Wednesday, November 5, 2008
Do you remember the feeling of being at a parade after the parade has passed? How about the feeling on Christmas day after all the packages are unwrapped and the dinner has been consumed. It is an empty feeling, a feeling that it was great while it lasted but did I miss something. A feeling somewhere inside, I cannot quite describe where, that tugs at your stomach and feels like I ate too much but I didn't. The feeling that while the parade was passing I was terribly excited but I missed something, what was I looking for that did not go by? What was I expecting at Christmas but did not get? It is not exactly sorrow, it certainly is not anger and it is not really depression though it feels like it a lot. It is a mix of joy sadness, exuberance and melancholy, of hope and frustration.
I am grateful that after 40 years my generation had some small part to play in the election of a person of color. After 40 years of riding the money train we hopped off long enough to remember why we are here and took action. There is, as there should be, great joy in this nation. We are about to embark on a journey that was somehow interrupted back in 1963 and in 1968. Finally, praise God, we are back on task.
That being said there is still that awful feeling.
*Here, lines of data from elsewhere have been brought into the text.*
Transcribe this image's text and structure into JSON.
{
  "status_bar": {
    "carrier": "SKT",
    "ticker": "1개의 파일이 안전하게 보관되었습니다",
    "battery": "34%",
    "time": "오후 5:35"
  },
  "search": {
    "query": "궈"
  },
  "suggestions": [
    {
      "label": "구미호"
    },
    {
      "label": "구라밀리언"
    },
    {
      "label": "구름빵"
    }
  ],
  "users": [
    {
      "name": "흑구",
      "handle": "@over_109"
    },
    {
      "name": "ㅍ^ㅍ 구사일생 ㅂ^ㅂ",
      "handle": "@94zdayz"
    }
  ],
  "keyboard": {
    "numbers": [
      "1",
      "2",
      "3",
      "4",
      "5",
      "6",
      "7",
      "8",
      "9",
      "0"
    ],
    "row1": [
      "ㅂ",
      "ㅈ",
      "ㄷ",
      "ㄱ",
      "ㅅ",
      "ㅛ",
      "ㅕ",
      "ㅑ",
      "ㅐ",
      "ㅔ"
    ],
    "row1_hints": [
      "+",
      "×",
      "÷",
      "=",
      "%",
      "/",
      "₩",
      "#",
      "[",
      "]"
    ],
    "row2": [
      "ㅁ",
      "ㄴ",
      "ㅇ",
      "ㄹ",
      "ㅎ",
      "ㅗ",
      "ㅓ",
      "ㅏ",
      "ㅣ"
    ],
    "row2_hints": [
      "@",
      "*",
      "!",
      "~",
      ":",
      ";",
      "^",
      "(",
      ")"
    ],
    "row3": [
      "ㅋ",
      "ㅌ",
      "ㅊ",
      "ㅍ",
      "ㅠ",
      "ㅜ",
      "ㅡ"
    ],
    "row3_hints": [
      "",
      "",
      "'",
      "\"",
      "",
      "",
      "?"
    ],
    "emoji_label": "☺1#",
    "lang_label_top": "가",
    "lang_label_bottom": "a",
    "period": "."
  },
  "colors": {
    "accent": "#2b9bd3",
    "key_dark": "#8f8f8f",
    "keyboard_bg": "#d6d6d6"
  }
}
Our LGBT friends had there hopes and dreams smashed -- once again. Here in California apparently one can vote for some to be free but not all. We have not yet got the message that as long as one person, one group of people, one class of people suffers oppression none of us is free.
I love what we as a country have done. The parade was extra special this time. My birthday party was fun but I am still missing something. We are missing our LGBT brothers and sisters standing side by side with us as the parade passes. We forgot to invite our LGBT brothers and sisters to our birthday party. There is much work to be done.